Als im Jahre 2002 die zwei ersten Starbucks-Filialen Deutschlands in Berlin eröffneten, war die Neugier groß. Kaufte man einen Kaffee bei Starbucks, dann wusste man, was gut war. Der Trend aus Amerika war nach Europa übergeschwappt. Mit Starbucks kamen der Cinnamon Chip Scone, Iced Shaken Hibiscus Tea und der Java Chip Chocolate Cream Frappuccino blended beverage. Was beim ersten Mal klingt wie ein ganzes Menü eines amerikanischen Eiscreme-Geschäfts, sind Trendgetränke. Getränke, die man vorher so nicht kannte. Die neugierig machen. Signalisieren, dass man gerne anders ist und deswegen auch anders trinkt als die meisten. Dass man sich was traut, sich in der Branche der 1001 verschieden zusammengemixten Aromen auskennt und diese so gut findet, dass man dafür gerne 5 Minuten in der Schlange steht. Und vermutlich zehnmal so viel zahlt, als wenn man sie zu Hause selber mixen würde.

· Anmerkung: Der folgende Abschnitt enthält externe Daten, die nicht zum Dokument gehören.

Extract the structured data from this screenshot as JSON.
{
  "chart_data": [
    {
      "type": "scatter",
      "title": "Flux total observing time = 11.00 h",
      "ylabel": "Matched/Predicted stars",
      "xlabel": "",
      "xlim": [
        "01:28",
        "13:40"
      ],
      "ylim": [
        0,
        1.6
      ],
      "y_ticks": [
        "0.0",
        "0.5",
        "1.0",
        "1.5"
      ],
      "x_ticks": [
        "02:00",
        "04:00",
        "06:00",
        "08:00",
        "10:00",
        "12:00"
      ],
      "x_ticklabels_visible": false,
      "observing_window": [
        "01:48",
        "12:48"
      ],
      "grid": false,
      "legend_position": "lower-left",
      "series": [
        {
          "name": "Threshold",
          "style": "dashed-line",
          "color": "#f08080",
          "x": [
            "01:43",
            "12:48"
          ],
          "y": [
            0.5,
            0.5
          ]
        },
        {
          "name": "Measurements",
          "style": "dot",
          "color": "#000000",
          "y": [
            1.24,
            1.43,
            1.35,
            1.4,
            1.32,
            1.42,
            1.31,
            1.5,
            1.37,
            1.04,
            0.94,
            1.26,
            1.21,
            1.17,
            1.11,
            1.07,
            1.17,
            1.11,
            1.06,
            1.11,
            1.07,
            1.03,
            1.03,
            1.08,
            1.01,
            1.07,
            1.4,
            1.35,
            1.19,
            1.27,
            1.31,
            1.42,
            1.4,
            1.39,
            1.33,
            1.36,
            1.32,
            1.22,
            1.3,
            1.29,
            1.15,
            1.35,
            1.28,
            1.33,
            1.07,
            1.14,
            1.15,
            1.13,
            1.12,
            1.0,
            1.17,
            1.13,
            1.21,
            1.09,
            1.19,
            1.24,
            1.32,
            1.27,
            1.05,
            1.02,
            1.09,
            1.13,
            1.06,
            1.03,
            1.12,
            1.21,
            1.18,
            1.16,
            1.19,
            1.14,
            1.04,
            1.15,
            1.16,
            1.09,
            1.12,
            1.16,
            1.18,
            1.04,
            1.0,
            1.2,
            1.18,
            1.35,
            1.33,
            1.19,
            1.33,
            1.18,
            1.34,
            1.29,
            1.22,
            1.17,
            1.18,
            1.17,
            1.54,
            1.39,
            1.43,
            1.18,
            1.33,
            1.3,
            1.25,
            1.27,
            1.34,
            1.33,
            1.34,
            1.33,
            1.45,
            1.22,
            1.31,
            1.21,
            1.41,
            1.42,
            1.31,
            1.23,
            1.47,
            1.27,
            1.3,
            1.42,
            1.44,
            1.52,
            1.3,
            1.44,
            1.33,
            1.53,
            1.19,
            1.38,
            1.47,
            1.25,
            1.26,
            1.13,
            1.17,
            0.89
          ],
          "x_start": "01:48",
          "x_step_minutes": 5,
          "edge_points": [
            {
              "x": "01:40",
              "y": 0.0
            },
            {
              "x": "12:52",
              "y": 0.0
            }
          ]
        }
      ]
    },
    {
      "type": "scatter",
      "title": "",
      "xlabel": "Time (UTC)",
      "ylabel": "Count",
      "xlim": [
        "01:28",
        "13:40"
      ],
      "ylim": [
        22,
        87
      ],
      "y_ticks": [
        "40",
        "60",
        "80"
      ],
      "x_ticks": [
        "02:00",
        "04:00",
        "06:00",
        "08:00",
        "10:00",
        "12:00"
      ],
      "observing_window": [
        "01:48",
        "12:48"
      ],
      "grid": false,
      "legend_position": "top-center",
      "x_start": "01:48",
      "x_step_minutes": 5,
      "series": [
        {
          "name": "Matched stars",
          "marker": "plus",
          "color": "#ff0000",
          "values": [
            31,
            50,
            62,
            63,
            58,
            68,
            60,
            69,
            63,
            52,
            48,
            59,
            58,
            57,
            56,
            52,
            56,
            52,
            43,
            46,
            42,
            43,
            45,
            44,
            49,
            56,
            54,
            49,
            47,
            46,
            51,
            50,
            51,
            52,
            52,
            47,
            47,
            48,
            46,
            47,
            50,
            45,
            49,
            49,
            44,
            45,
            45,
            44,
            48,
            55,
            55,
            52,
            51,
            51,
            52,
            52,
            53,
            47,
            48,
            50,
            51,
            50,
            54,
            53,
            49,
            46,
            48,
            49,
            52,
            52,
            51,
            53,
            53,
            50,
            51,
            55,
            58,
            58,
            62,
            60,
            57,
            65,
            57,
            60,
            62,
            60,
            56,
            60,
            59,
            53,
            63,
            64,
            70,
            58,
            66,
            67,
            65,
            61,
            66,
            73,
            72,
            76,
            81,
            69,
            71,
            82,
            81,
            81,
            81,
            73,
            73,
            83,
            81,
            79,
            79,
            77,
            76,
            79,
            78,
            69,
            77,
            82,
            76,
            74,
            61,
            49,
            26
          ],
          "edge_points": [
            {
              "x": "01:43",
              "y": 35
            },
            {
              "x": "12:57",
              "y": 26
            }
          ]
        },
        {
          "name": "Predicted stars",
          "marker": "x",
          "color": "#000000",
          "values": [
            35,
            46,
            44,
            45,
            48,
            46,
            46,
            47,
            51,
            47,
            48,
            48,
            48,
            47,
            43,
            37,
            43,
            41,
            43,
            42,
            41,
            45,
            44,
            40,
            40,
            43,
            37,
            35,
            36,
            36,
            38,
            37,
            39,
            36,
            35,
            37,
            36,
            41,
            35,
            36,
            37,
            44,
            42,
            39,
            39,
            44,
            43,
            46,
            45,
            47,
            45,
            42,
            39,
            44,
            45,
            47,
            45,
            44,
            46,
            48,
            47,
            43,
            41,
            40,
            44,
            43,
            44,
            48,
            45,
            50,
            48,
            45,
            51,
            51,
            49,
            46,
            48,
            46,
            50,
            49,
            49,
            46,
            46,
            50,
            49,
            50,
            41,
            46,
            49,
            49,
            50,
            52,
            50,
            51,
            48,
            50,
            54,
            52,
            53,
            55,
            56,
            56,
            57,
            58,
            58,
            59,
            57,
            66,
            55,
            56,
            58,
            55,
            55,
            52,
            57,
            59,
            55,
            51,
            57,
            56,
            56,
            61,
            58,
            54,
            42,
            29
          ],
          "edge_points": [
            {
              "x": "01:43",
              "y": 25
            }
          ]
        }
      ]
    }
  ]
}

Seit 1987 eröffnen weltweit täglich zwei neue Starbucks-Filialen. Zwei Filialen, die neue Kunden in ihren Bann ziehen. Die die kleinen Cafés links und rechts beiseite schieben, obwohl sie nicht preiswerter sind. Filialen, die jede einen jährlichen Umsatz von circa 1,2 Millionen Euro machen werden. Die sich in das Panorama einer jeden deutschen Großstadt und amerikanischen Kleinstadt einfügen und die allen Gregors und Sabines dieser Welt eine neue Auswahl an Getränken präsentieren.
Wenn ich mir mal wieder etwas gönnen möchte, werde auch ich wieder zu Starbucks gehen. Dann bestelle ich aber wahrscheinlich einen kleineren Chai, für 30 Cent weniger. Und nenne mich vielleicht Konsumia.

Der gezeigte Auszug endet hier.